Kan dibaca oleh keluarga, istri dan anak. Yang paling jengkel terkait bully-an di sosial media siapa?
Tentu kan sudah kita jelaskan kepada keluarga ya bahwa ini resiko pekerjaan jadi tidak ada masalah dengan itu. Ya mungkin mereka mangkel juga. Nggak lah (kalau tertekan), kan nggak ada hal fisik yang membuat kita menderita. Makanya salah satu syarat menjadi penyelenggara pemilu itu mentalnya harus kuat. Ya selama kita jelaskan dengan baik tentu pahamlah ya. No problem, sudah pahamlah dengan kondisi kita.

Sepanjang yang Anda rasakan, apakah remunerasi atau penghargaan negara pada Anda dibandingkan dengan resiko yang dihadapi, apakah cukup atau kurang?
Wah agak berat ini pertanyaannya. Ya saya kira memang agak berat ya karena pekerjaan kita berat. Ya saya kira soal cukup dan tidak cukup relatif.

Menurut Anda perlu ditambah nggak penghargaan itu?
Baiknya seperti itu. Ditambah. Karena pekerjaannya memang luar biasa apalagi di dalam Pemilu dan Pilkada 2024 yang akan datang.

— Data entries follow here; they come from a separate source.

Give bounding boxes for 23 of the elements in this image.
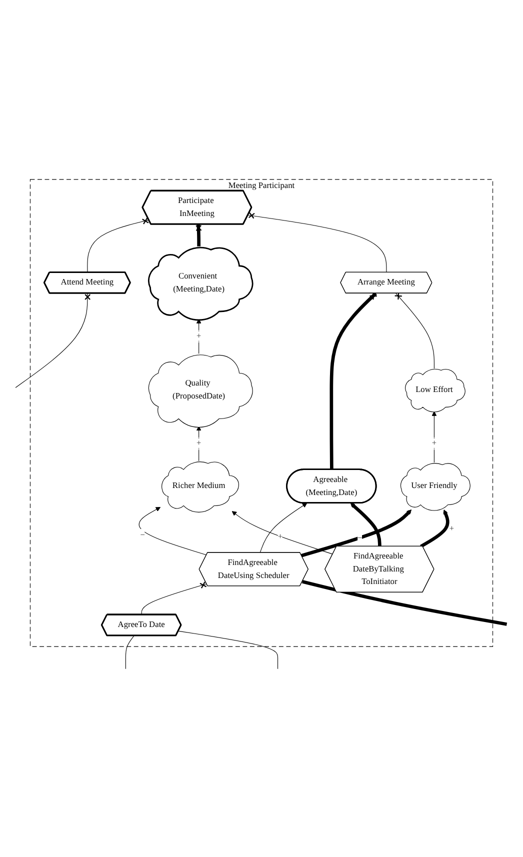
edge-label: + [278, 532, 283, 542]
edge-label: − [140, 531, 145, 540]
connector [394, 292, 434, 370]
connector [125, 636, 134, 670]
connector [330, 292, 378, 470]
arrow [232, 511, 334, 555]
arrow [138, 507, 207, 556]
arrow [260, 503, 308, 554]
edge-label: − [358, 534, 362, 544]
connector [141, 582, 207, 616]
connector [302, 580, 508, 626]
connector [15, 294, 91, 388]
connector [178, 631, 278, 670]
arrow [301, 510, 412, 558]
connector [248, 212, 387, 274]
connector [196, 224, 202, 247]
edge-label: + [432, 439, 437, 448]
edge-label: + [196, 332, 202, 341]
arrow [350, 503, 382, 547]
connector [87, 218, 150, 274]
edge-label: + [196, 439, 202, 448]
edge-label: + [449, 524, 454, 534]
arrow [420, 510, 450, 548]
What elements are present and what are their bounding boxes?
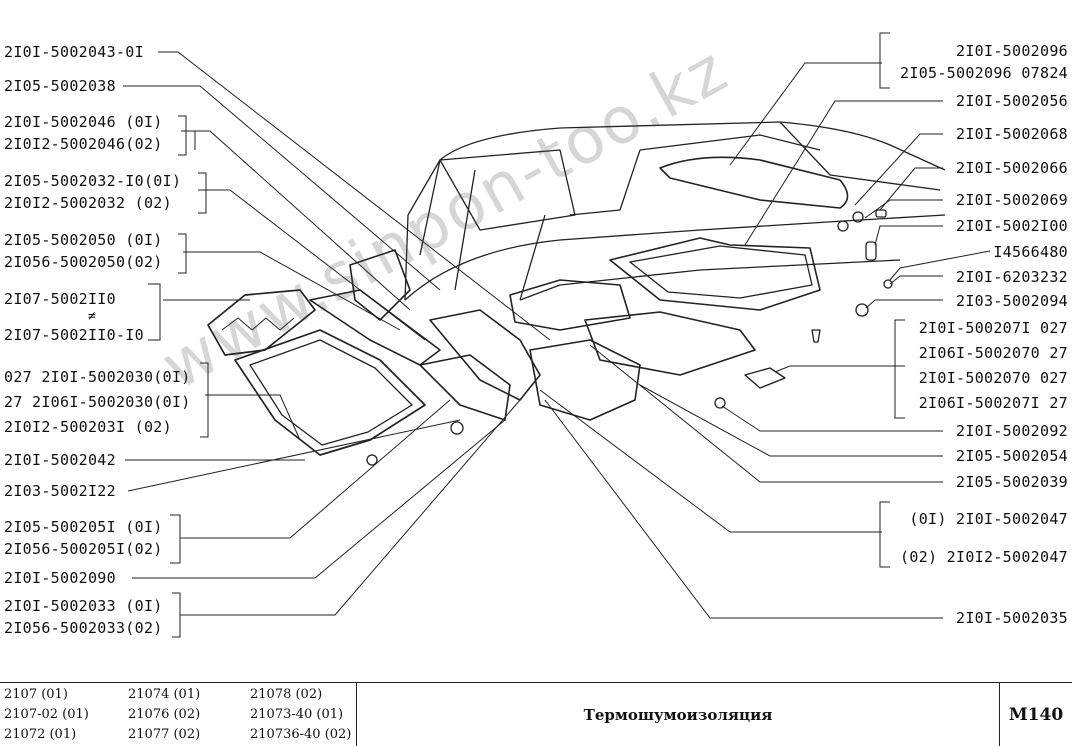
- tunnel-right: [419, 354, 511, 421]
- middle-floor-mat: [509, 279, 631, 331]
- part-number-label: I4566480: [993, 243, 1068, 261]
- rear-floor-mat: [609, 237, 821, 311]
- part-number-label: 2I05-5002038: [4, 77, 116, 95]
- section-code: M140: [1008, 704, 1064, 725]
- part-number-label: 2I0I-5002068: [956, 125, 1068, 143]
- hood-insulation: [207, 289, 316, 356]
- model-cell: 21077 (02): [128, 727, 201, 742]
- part-number-label: 2I0I2-500203I (02): [4, 418, 172, 436]
- plug-2: [852, 211, 864, 223]
- part-number-label: 2I0I-5002092: [956, 422, 1068, 440]
- part-number-label: 2I0I-5002033 (0I): [4, 597, 163, 615]
- model-cell: 21072 (01): [4, 727, 77, 742]
- tunnel-center: [429, 309, 541, 401]
- plug-4: [855, 303, 869, 317]
- part-number-label: 2I0I-5002035: [956, 609, 1068, 627]
- floor-front-left-inner: [249, 339, 413, 446]
- door-line: [569, 134, 821, 216]
- plug-7: [366, 454, 378, 466]
- pad-1: [865, 241, 877, 261]
- body-side: [404, 214, 946, 301]
- plug-1: [837, 220, 849, 232]
- part-number-label: 2I0I-5002070 027: [918, 369, 1068, 387]
- part-number-label: 2I0I-5002090: [4, 569, 116, 587]
- model-cell: 21074 (01): [128, 687, 201, 702]
- part-number-label: 2I05-5002096 07824: [900, 64, 1068, 82]
- part-number-label: 2I03-5002094: [956, 292, 1068, 310]
- title-block: 2107 (01) 21074 (01) 21078 (02) 2107-02 …: [0, 682, 1072, 746]
- sill-pad: [744, 367, 786, 389]
- clip-2: [811, 329, 821, 343]
- car-body-diagram: [123, 32, 991, 638]
- rear-floor-inner: [629, 245, 813, 299]
- part-number-label: 2I07-5002II0: [4, 290, 116, 308]
- page-title: Термошумоизоляция: [356, 683, 1000, 746]
- front-floor-mat: [584, 311, 756, 376]
- part-number-label: 2I05-5002054: [956, 447, 1068, 465]
- part-number-label: 2I06I-500207I 27: [918, 394, 1068, 412]
- model-cell: 2107 (01): [4, 687, 68, 702]
- part-number-label: 027 2I0I-5002030(0I): [4, 368, 191, 386]
- part-number-label: 2I07-5002II0-I0: [4, 326, 144, 344]
- part-number-label: 2I06I-5002070 27: [918, 344, 1068, 362]
- part-number-label: 2I0I-5002043-0I: [4, 43, 144, 61]
- part-number-label: 2I0I-5002096: [956, 42, 1068, 60]
- part-number-label: 2I05-5002032-I0(0I): [4, 172, 182, 190]
- part-number-label: ≠: [88, 309, 97, 324]
- roof-outline: [407, 121, 946, 216]
- part-number-label: (02) 2I0I2-5002047: [900, 548, 1068, 566]
- part-number-label: 2I056-5002033(02): [4, 619, 163, 637]
- dash-insulation: [349, 249, 411, 321]
- part-number-label: 2I0I-5002I00: [956, 217, 1068, 235]
- model-cell: 2107-02 (01): [4, 707, 89, 722]
- plug-3: [883, 279, 893, 289]
- sill-line: [519, 259, 901, 301]
- hood-pattern: [221, 317, 295, 331]
- plug-5: [714, 397, 726, 409]
- rear-window: [779, 121, 941, 191]
- parcel-shelf: [659, 156, 849, 209]
- windshield-outline: [404, 159, 546, 301]
- model-cell: 21078 (02): [250, 687, 323, 702]
- part-number-label: 2I05-5002039: [956, 473, 1068, 491]
- part-number-label: 2I056-5002050(02): [4, 253, 163, 271]
- part-number-label: 2I0I-500207I 027: [918, 319, 1068, 337]
- model-cell: 210736-40 (02): [250, 727, 352, 742]
- part-number-label: 2I0I-5002042: [4, 451, 116, 469]
- part-number-label: 2I0I-6203232: [956, 268, 1068, 286]
- part-number-label: 2I0I-5002069: [956, 191, 1068, 209]
- part-number-label: 2I0I-5002066: [956, 159, 1068, 177]
- part-number-label: 27 2I06I-5002030(0I): [4, 393, 191, 411]
- part-number-label: 2I0I-5002046 (0I): [4, 113, 163, 131]
- floor-center: [529, 339, 641, 421]
- plug-6: [450, 421, 464, 435]
- part-number-label: 2I056-500205I(02): [4, 540, 163, 558]
- clip-1: [875, 209, 887, 218]
- part-number-label: 2I0I2-5002046(02): [4, 135, 163, 153]
- part-number-label: 2I05-500205I (0I): [4, 518, 163, 536]
- part-number-label: 2I05-5002050 (0I): [4, 231, 163, 249]
- part-number-label: 2I03-5002I22: [4, 482, 116, 500]
- part-number-label: 2I0I-5002056: [956, 92, 1068, 110]
- model-cell: 21076 (02): [128, 707, 201, 722]
- floor-front-left: [234, 329, 426, 456]
- model-cell: 21073-40 (01): [250, 707, 344, 722]
- part-number-label: (0I) 2I0I-5002047: [909, 510, 1068, 528]
- part-number-label: 2I0I2-5002032 (02): [4, 194, 172, 212]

Pemilu 2024 adalah pemilu bersejarah. Apakah ada catatan tertentu dari Anda?
Sebenarnya setiap pemilu itu ada sejarahnya masing-masing, kemudian ada tantangannya masing-masing. Kalau ini (2024) challengenya adalah karena memang dia dilaksanakan pada tahun yang sama yaitu 2024. Nah karenanya siapapun nanti komisioner KPU berikutnya dia harus menghitung betul bagaimana jalannya tahapan sesuai waktu yang ada, sesuai peraturan perundang-undangan.
Agar kemudian irisan-irisan yang memang memisahkan antara pemilu dan pilkada itu bisa diiris dengan baik. Karena jika tidak, kekhawatiran saya adalah secara teknis petugas kita di bawah itu kesulitan. Karena mungkin di waktu yang sama, sementara di tahapan pemilu sedang membuat rekapitulasi, di tahapan pilkada mereka sedang mendaftarkan calonnya untuk pilkada. Itu kan harus bagi-bagi waktu dan sebagainya. Nah ini harus dihitung betul agar bagaimana kita bisa menjalankan pemilu dan pilkada 2024 di tahun yang sama.